To make your studying more efficient, your breaks must also be used efficiently. They go on to give several examples of what can be done to use your breaks efficiently. For example, while studying, it can be so easy to let your desk become cluttered, making it increasingly difficult to find your pen amidst the chaos of scrunched up paper, a thousand and one exercise books, and a laptop taking up most of your space. Therefore, a good way to spend your break is to have a quick tidy up, allowing you to have the space to concentrate properly during your lessons.
Furthermore, exercise is a well-known way of helping you to re-energise, even if this is as little as walking. Think about how, when you’re at school, you walk between your lessons and get the opportunity to stretch your legs. Even if you don’t plan on leaving the house and going for a long run, I’d still recommend leaving your screen for several minutes just to allow your eyes to rest, and a chance to just stretch. Your body is probably going to be tense from studying, so stretching can help to release all that tension.

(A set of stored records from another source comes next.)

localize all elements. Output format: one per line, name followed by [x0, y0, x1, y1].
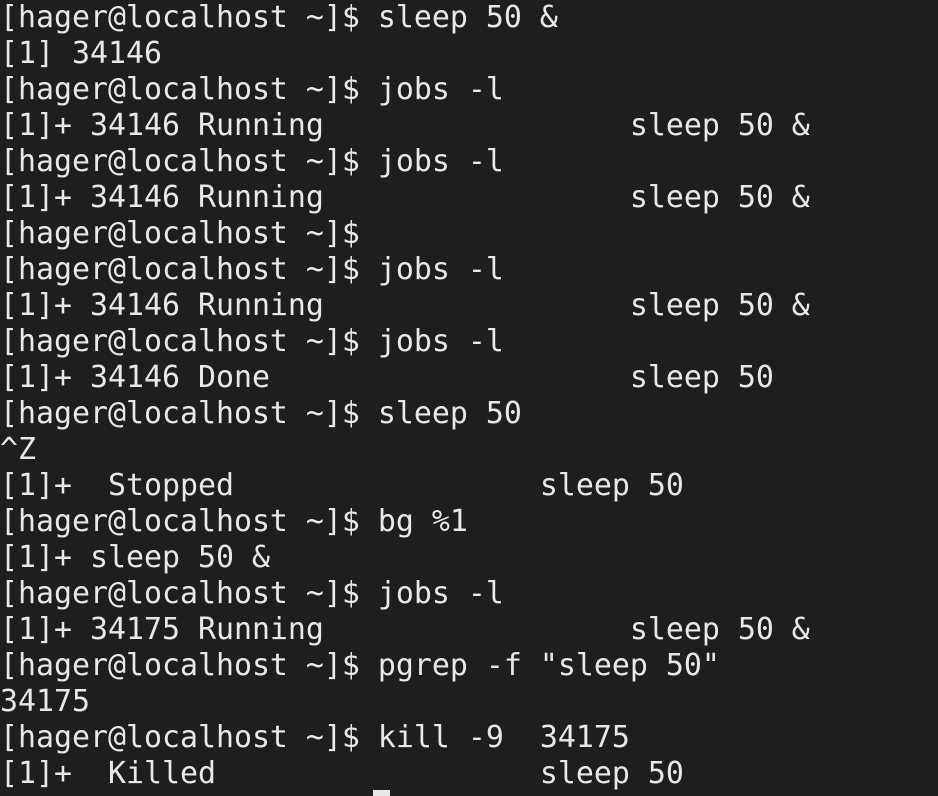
terminal-line: [1]+ 34175 Running sleep 50 & — [0, 612, 810, 647]
terminal-window[interactable]: [hager@localhost ~]$ sleep 50 & [1] 3414… — [0, 0, 938, 796]
terminal-line: [hager@localhost ~]$ bg %1 — [0, 504, 468, 539]
terminal-line: [1]+ Stopped sleep 50 — [0, 468, 684, 503]
terminal-line: [hager@localhost ~]$ pgrep -f "sleep 50" — [0, 648, 720, 683]
terminal-line: [1] 34146 — [0, 36, 162, 71]
terminal-line: [hager@localhost ~]$ sleep 50 & — [0, 0, 558, 35]
terminal-line: [1]+ 34146 Running sleep 50 & — [0, 108, 810, 143]
terminal-line: [1]+ sleep 50 & — [0, 540, 270, 575]
terminal-line: [1]+ 34146 Running sleep 50 & — [0, 288, 810, 323]
terminal-line: ^Z — [0, 432, 36, 467]
terminal-line: 34175 — [0, 684, 90, 719]
text-cursor — [373, 790, 390, 796]
terminal-line: [1]+ 34146 Done sleep 50 — [0, 360, 774, 395]
terminal-line: [hager@localhost ~]$ kill -9 34175 — [0, 720, 630, 755]
terminal-line: [hager@localhost ~]$ jobs -l — [0, 324, 504, 359]
terminal-line: [1]+ Killed sleep 50 — [0, 756, 684, 791]
terminal-line: [hager@localhost ~]$ jobs -l — [0, 252, 504, 287]
terminal-line: [hager@localhost ~]$ sleep 50 — [0, 396, 522, 431]
terminal-line: [1]+ 34146 Running sleep 50 & — [0, 180, 810, 215]
terminal-line: [hager@localhost ~]$ jobs -l — [0, 576, 504, 611]
terminal-line: [hager@localhost ~]$ jobs -l — [0, 144, 504, 179]
terminal-line: [hager@localhost ~]$ — [0, 216, 360, 251]
terminal-line: [hager@localhost ~]$ jobs -l — [0, 72, 504, 107]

One of the noticeable differences between lockdown and physically being at school, is that there isn’t as much structure to lessons- you may start at varying times, work longer than necessary, etcetera. However, this could be a good way of keeping focussed at home.
Working within the time frames you normally do could help you to keep a clear-cut guidance of how long you should be spending on your work, and possibly keep you motivated until the end of your lesson time, rather than allowing the work to drag on and on.
Contrastingly, though, if students want to study in their own time, and they have a productive and- most importantly- sensible way of doing this, it should be fine. As long as they are getting the work done, without being too stressed or postponing it to the next day, there should be no reason why this is a worry. Getting work done ahead of time will allow them to stay on top of deadlines, which could in turn allow them to be less stressed about their schoolwork.
Moreover, a key part of lockdown life is trying to stay motivated. The fact is, when we’re at school, we have our friends and classmates surrounding us, so people we can talk to at lunch, or even to help us with the work. But with the technology we have these days, there’s no reason why you shouldn’t be able to connect with your friends. Just speaking with your friends, knowing that someone else is in the same boat as you, and talking just as you would at school could encourage you to stay motivated.
Another method of staying motivated is to make your learning fun. Obviously, our lessonsare pre-set, so can’t be altered in fun and exciting ways; however, listening to music at school was always a privilege, with everyone dashing to their blazers and rucksacks the second the teacher said ‘yes’. When you listen to music, you release the dopamine- this encourages feelings of excitement and happiness. Studies show that people are better at solving problems when they’re in a happy mood, as opposed to a neutral or negative mood.
Additionally, relaxing music can help students deal with stress and anxiety. As a result of this, they’ll be able to study more efficiently. This can be seen as a double benefit, because falling behind could be a fear during lockdown, and so being able to study better could help students to feel more confident in their exams. More information on listening to music can be found on studyinternational.com.
Here are only a few ways of helping you or your children to succeed with their studies.
Obviously, there are many helpful websites and videos out there that can be used for specific subject help, such as Freesciencelessons, which covers all GCSE science papers, and Corbett Maths and Maths Genie to help with maths studies. Hopefully, this will be able to help you and your family during this next half-term. Even if not, please remember that you can always ask your school for help, as they want you to succeed as much as you do.
They’ll also probably be able to recommend good study guides and offer great advice,
considering how long they’ve been in that role.
Good luck with your lessons, and stay safe.